I miss them, but I look at them now with astonishment and pride. They are open and wonderful.'
She has a flat on Fifth Avenue to be near them. 'I am here, there and everywhere.' She then tells me that a few years ago she tried to buy back her childhood home in London. As she talks about it, I realise that the house she grew up in is the one where I spent my teenage years.
'Oh my God,' she says. 'Your father bought it from my father!' She then describes the house in minute detail, from the nursery at the top to the swing in the back garden. 'I lived up the top of the house and stuffed toys up the chimney!' She then looks upset. 'I loved that house,' she says.

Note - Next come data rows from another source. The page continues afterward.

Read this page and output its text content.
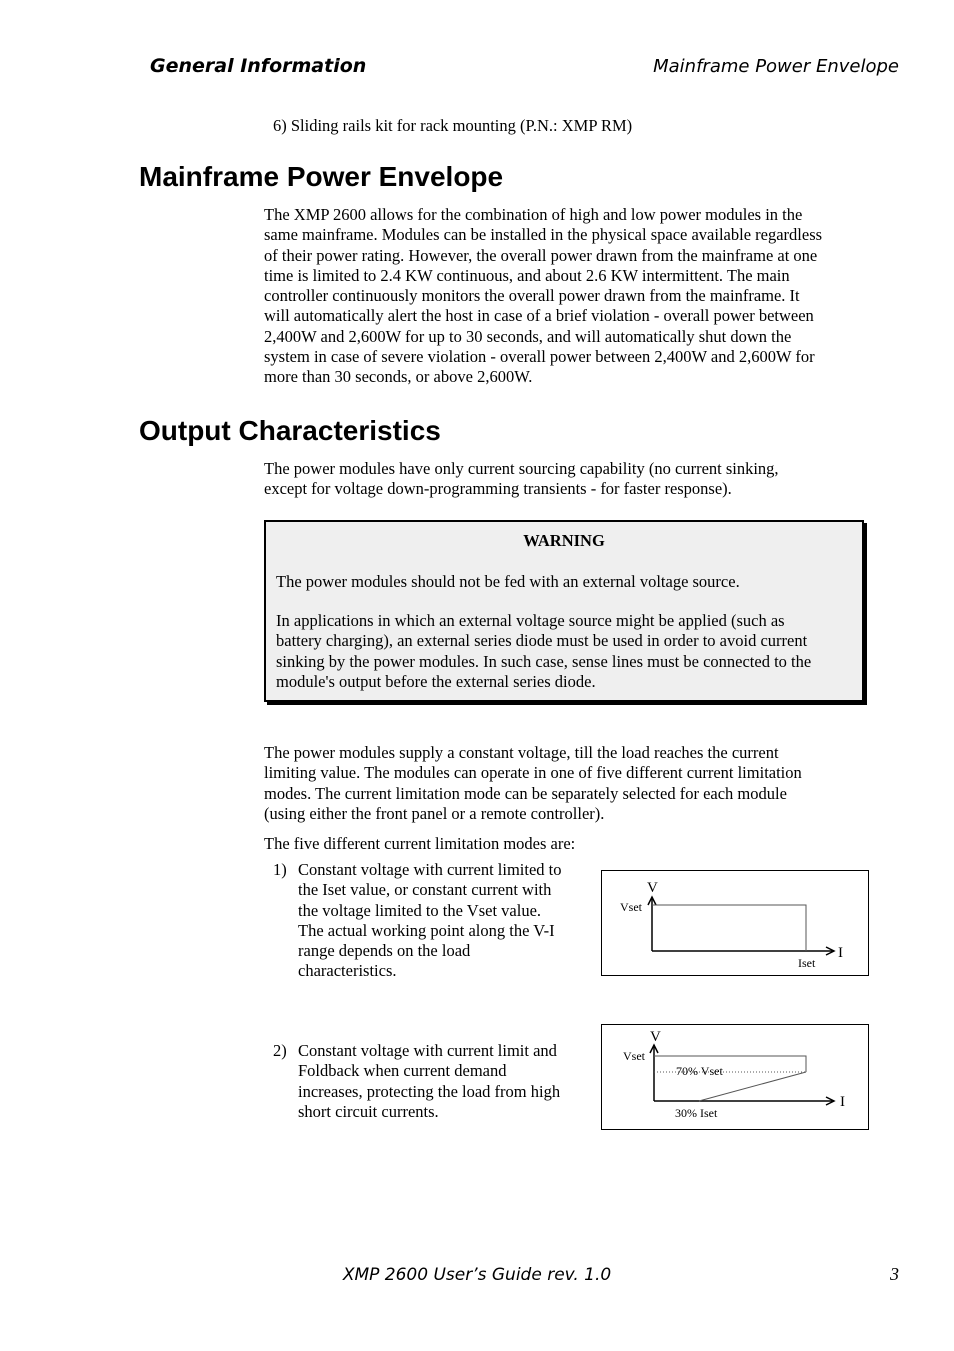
General Information	Mainframe Power Envelope
6) Sliding rails kit for rack mounting (P.N.: XMP RM)
Mainframe Power Envelope
The XMP 2600 allows for the combination of high and low power modules in the
same mainframe. Modules can be installed in the physical space available regardless
of their power rating. However, the overall power drawn from the mainframe at one
time is limited to 2.4 KW continuous, and about 2.6 KW intermittent. The main
controller continuously monitors the overall power drawn from the mainframe. It
will automatically alert the host in case of a brief violation - overall power between
2,400W and 2,600W for up to 30 seconds, and will automatically shut down the
system in case of severe violation - overall power between 2,400W and 2,600W for
more than 30 seconds, or above 2,600W.
Output Characteristics
The power modules have only current sourcing capability (no current sinking,
except for voltage down-programming transients - for faster response).
WARNING
The power modules should not be fed with an external voltage source.
In applications in which an external voltage source might be applied (such as
battery charging), an external series diode must be used in order to avoid current
sinking by the power modules. In such case, sense lines must be connected to the
module's output before the external series diode.
The power modules supply a constant voltage, till the load reaches the current
limiting value. The modules can operate in one of five different current limitation
modes. The current limitation mode can be separately selected for each module
(using either the front panel or a remote controller).
The five different current limitation modes are:
1) Constant voltage with current limited to
the Iset value, or constant current with
the voltage limited to the Vset value.
The actual working point along the V-I
range depends on the load
characteristics.
V
Vset
I
Iset
2) Constant voltage with current limit and
Foldback when current demand
increases, protecting the load from high
short circuit currents.
V
Vset
70% Vset
I
30% Iset
XMP 2600 User’s Guide rev. 1.0	3
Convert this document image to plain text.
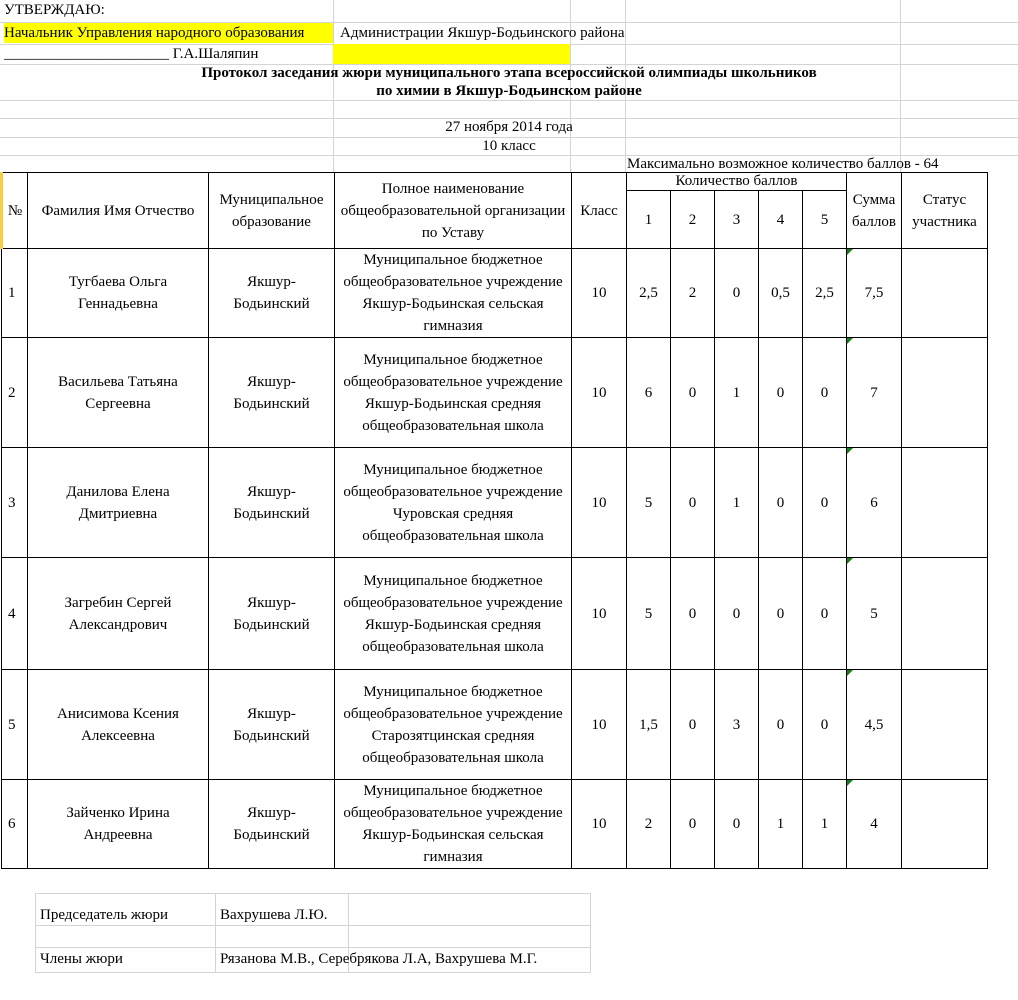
УТВЕРЖДАЮ:
Начальник Управления народного образования	Администрации Якшур-Бодьинского района
______________________ Г.А.Шаляпин
Протокол заседания жюри муниципального этапа всероссийской олимпиады школьников
по химии в Якшур-Бодьинском районе
27 ноября 2014 года
10 класс
Максимально возможное количество баллов - 64
№	Фамилия Имя Отчество	Муниципальное образование	Полное наименование общеобразовательной организации по Уставу	Класс	Количество баллов					Сумма баллов	Статус участника
					1	2	3	4	5		
1	Тугбаева Ольга Геннадьевна	Якшур-Бодьинский	Муниципальное бюджетное общеобразовательное учреждение Якшур-Бодьинская сельская гимназия	10	2,5	2	0	0,5	2,5	7,5	
2	Васильева Татьяна Сергеевна	Якшур-Бодьинский	Муниципальное бюджетное общеобразовательное учреждение Якшур-Бодьинская средняя общеобразовательная школа	10	6	0	1	0	0	7	
3	Данилова Елена Дмитриевна	Якшур-Бодьинский	Муниципальное бюджетное общеобразовательное учреждение Чуровская средняя общеобразовательная школа	10	5	0	1	0	0	6	
4	Загребин Сергей Александрович	Якшур-Бодьинский	Муниципальное бюджетное общеобразовательное учреждение Якшур-Бодьинская средняя общеобразовательная школа	10	5	0	0	0	0	5	
5	Анисимова Ксения Алексеевна	Якшур-Бодьинский	Муниципальное бюджетное общеобразовательное учреждение Старозятцинская средняя общеобразовательная школа	10	1,5	0	3	0	0	4,5	
6	Зайченко Ирина Андреевна	Якшур-Бодьинский	Муниципальное бюджетное общеобразовательное учреждение Якшур-Бодьинская сельская гимназия	10	2	0	0	1	1	4	
Председатель жюри	Вахрушева Л.Ю.
Члены жюри	Рязанова М.В., Серебрякова Л.А, Вахрушева М.Г.
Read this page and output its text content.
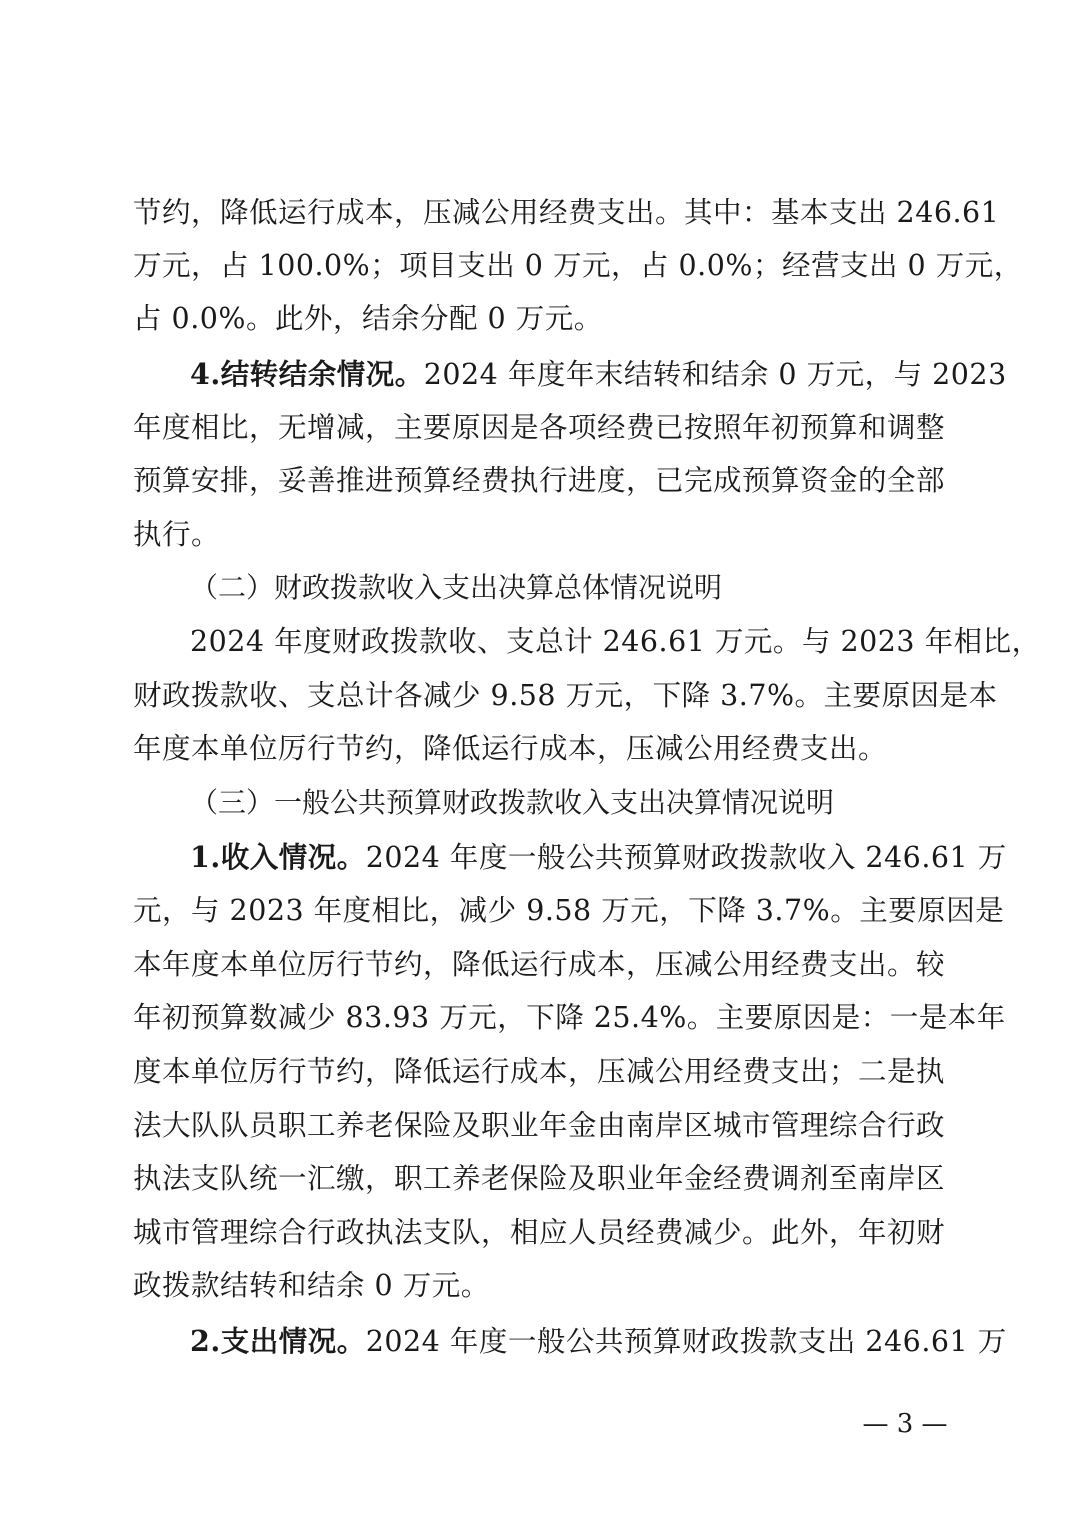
节约，降低运行成本，压减公用经费支出。其中：基本支出 246.61
万元，占 100.0%；项目支出 0 万元，占 0.0%；经营支出 0 万元，
占 0.0%。此外，结余分配 0 万元。
4.结转结余情况。2024 年度年末结转和结余 0 万元，与 2023
年度相比，无增减，主要原因是各项经费已按照年初预算和调整
预算安排，妥善推进预算经费执行进度，已完成预算资金的全部
执行。
（二）财政拨款收入支出决算总体情况说明
2024 年度财政拨款收、支总计 246.61 万元。与 2023 年相比，
财政拨款收、支总计各减少 9.58 万元，下降 3.7%。主要原因是本
年度本单位厉行节约，降低运行成本，压减公用经费支出。
（三）一般公共预算财政拨款收入支出决算情况说明
1.收入情况。2024 年度一般公共预算财政拨款收入 246.61 万
元，与 2023 年度相比，减少 9.58 万元，下降 3.7%。主要原因是
本年度本单位厉行节约，降低运行成本，压减公用经费支出。较
年初预算数减少 83.93 万元，下降 25.4%。主要原因是：一是本年
度本单位厉行节约，降低运行成本，压减公用经费支出；二是执
法大队队员职工养老保险及职业年金由南岸区城市管理综合行政
执法支队统一汇缴，职工养老保险及职业年金经费调剂至南岸区
城市管理综合行政执法支队，相应人员经费减少。此外，年初财
政拨款结转和结余 0 万元。
2.支出情况。2024 年度一般公共预算财政拨款支出 246.61 万
— 3 —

She tells me before I leave that her life is like slipping on banana skins. 'You can't be objective about your life, can you? Life is full of banana skins. You slip, you carry on. I have to look forward, you see, not back. There lies madness.'
The weird thing is, after we have parted, I can still smell her. I keep getting whiffs of her in my car and on a paper napkin from the café I had put in my bag. My only conclusion is that Daphne Guinness is just a person who lingers – maybe that's what makes her special. Everything about her is memorable; not just this powerful smell of patchouli but her low and level voice, her serious hazel eyes, her rather delicate prettiness.
And, as I drive home, I think of her there in that house we both knew so well, in that small and remote top room with the bars on the windows stuffing her cuddly toys up the chimney, and it makes me feel sad for her. I'm just not sure why.